Opinion
31139.
DECIDED APRIL 16, 1946.
Violating liquor law; from Gwinnett city court — Judge Liles. October 26, 1945.
W. L. Nix, for plaintiff in error.
Charles C. Pittard, solicitor, contra.
Special ground 1 of the motion for a new trial states: "The solicitor-general asked a State's witness, to wit, J. L. Morgan, sheriff of Gwinnett County, if the defendant did not have a bad reputation for dealing in liquor, and the witness immediately replied that he did have such a reputation, that he had been reported to him a number of times. The reply of the witness to this question was made immediately and before counsel for defendant had an opportunity to object to the same.

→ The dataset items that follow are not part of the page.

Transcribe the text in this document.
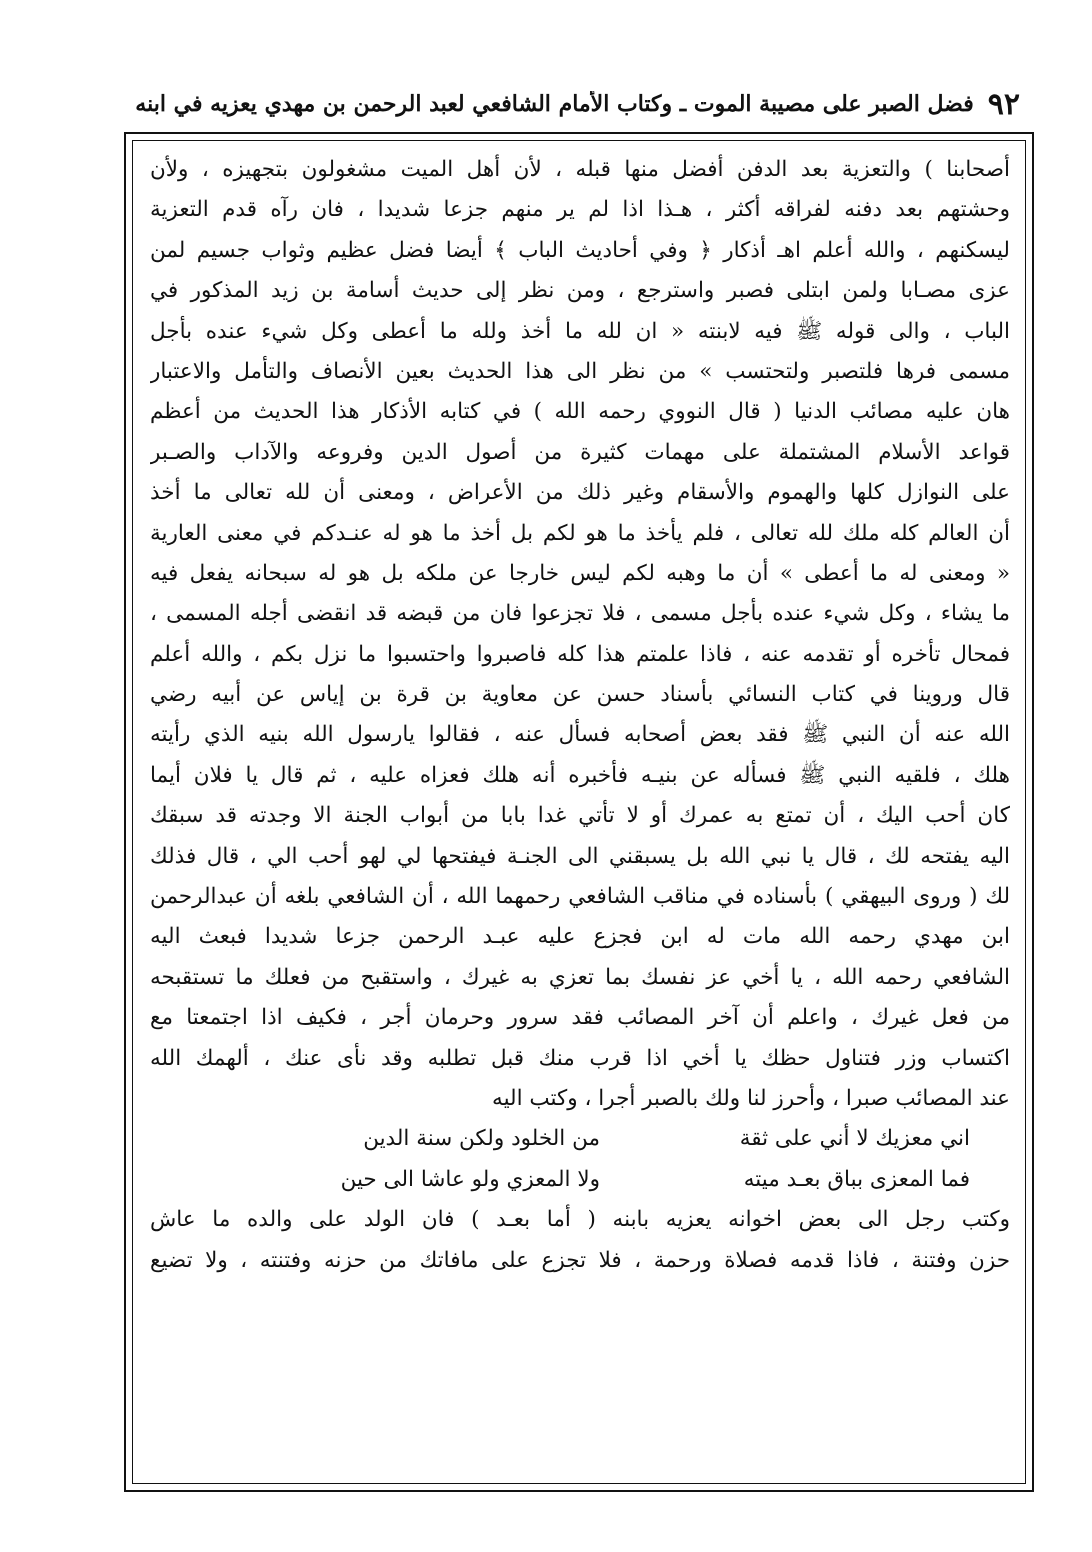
٩٢
فضل الصبر على مصيبة الموت ـ وكتاب الأمام الشافعي لعبد الرحمن بن مهدي يعزيه في ابنه
أصحابنا ) والتعزية بعد الدفن أفضل منها قبله ، لأن أهل الميت مشغولون بتجهيزه ، ولأن
وحشتهم بعد دفنه لفراقه أكثر ، هـذا اذا لم ير منهم جزعا شديدا ، فان رآه قدم التعزية
ليسكنهم ، والله أعلم اهـ أذكار ﴿ وفي أحاديث الباب ﴾ أيضا فضل عظيم وثواب جسيم لمن
عزى مصـابا ولمن ابتلى فصبر واسترجع ، ومن نظر إلى حديث أسامة بن زيد المذكور في
الباب ، والى قوله ﷺ فيه لابنته « ان لله ما أخذ ولله ما أعطى وكل شيء عنده بأجل
مسمى فرها فلتصبر ولتحتسب » من نظر الى هذا الحديث بعين الأنصاف والتأمل والاعتبار
هان عليه مصائب الدنيا ( قال النووي رحمه الله ) في كتابه الأذكار هذا الحديث من أعظم
قواعد الأسلام المشتملة على مهمات كثيرة من أصول الدين وفروعه والآداب والصـبر
على النوازل كلها والهموم والأسقام وغير ذلك من الأعراض ، ومعنى أن لله تعالى ما أخذ
أن العالم كله ملك لله تعالى ، فلم يأخذ ما هو لكم بل أخذ ما هو له عنـدكم في معنى العارية
« ومعنى له ما أعطى » أن ما وهبه لكم ليس خارجا عن ملكه بل هو له سبحانه يفعل فيه
ما يشاء ، وكل شيء عنده بأجل مسمى ، فلا تجزعوا فان من قبضه قد انقضى أجله المسمى ،
فمحال تأخره أو تقدمه عنه ، فاذا علمتم هذا كله فاصبروا واحتسبوا ما نزل بكم ، والله أعلم
قال وروينا في كتاب النسائي بأسناد حسن عن معاوية بن قرة بن إياس عن أبيه رضي
الله عنه أن النبي ﷺ فقد بعض أصحابه فسأل عنه ، فقالوا يارسول الله بنيه الذي رأيته
هلك ، فلقيه النبي ﷺ فسأله عن بنيـه فأخبره أنه هلك فعزاه عليه ، ثم قال يا فلان أيما
كان أحب اليك ، أن تمتع به عمرك أو لا تأتي غدا بابا من أبواب الجنة الا وجدته قد سبقك
اليه يفتحه لك ، قال يا نبي الله بل يسبقني الى الجنـة فيفتحها لي لهو أحب الي ، قال فذلك
لك ( وروى البيهقي ) بأسناده في مناقب الشافعي رحمهما الله ، أن الشافعي بلغه أن عبدالرحمن
ابن مهدي رحمه الله مات له ابن فجزع عليه عبـد الرحمن جزعا شديدا فبعث اليه
الشافعي رحمه الله ، يا أخي عز نفسك بما تعزي به غيرك ، واستقبح من فعلك ما تستقبحه
من فعل غيرك ، واعلم أن آخر المصائب فقد سرور وحرمان أجر ، فكيف اذا اجتمعتا مع
اكتساب وزر فتناول حظك يا أخي اذا قرب منك قبل تطلبه وقد نأى عنك ، ألهمك الله
عند المصائب صبرا ، وأحرز لنا ولك بالصبر أجرا ، وكتب اليه
اني معزيك لا أني على ثقة
من الخلود ولكن سنة الدين
فما المعزى بباق بعـد ميته
ولا المعزي ولو عاشا الى حين
وكتب رجل الى بعض اخوانه يعزيه بابنه ( أما بعـد ) فان الولد على والده ما عاش
حزن وفتنة ، فاذا قدمه فصلاة ورحمة ، فلا تجزع على مافاتك من حزنه وفتنته ، ولا تضيع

Counsel for defendant then immediately made a motion for a mistrial, upon the ground that the question of the solicitor and the reply of the witness put the defendant's character in issue before the jury, when in fact the defendant had not put his own character in issue. The court then asked the solicitor-general to submit some authority which would authorize said evidence to be submitted, and the solicitor replied that he thought he had the right to do so in the class of cases then on trial. After some discussion of the matter, the court ruled out said evidence, and at about the same time the solicitor-general stated he would withdraw said question. Upon ruling out said evidence the court cautioned the jury not to consider said evidence in making up their verdict, and the court then overruled said motion for a mistrial and refused to declare a mistrial in said case." Held: It was reversible error to admit testimony by the prosecutor in response to a question by the solicitor as to the defendant's bad character, when the defendant himself had not put his character in issue. Peacock v. State, 38 Ga. App. 268 ( 143 S.E. 605); Smoot v. State, 146 Ga. 76 ( 90 S.E. 715). Even though the solicitor was under the misapprehension that this could be done in a case of the character of the one here in question, the measures adopted by the court did not obliterate the illegal testimony from the minds of the jury, and it was of such a harmful and prejudicial nature as to require the grant of a new trial.
Judgment reversed. Broyles, C. J., and Gardner, J., concur.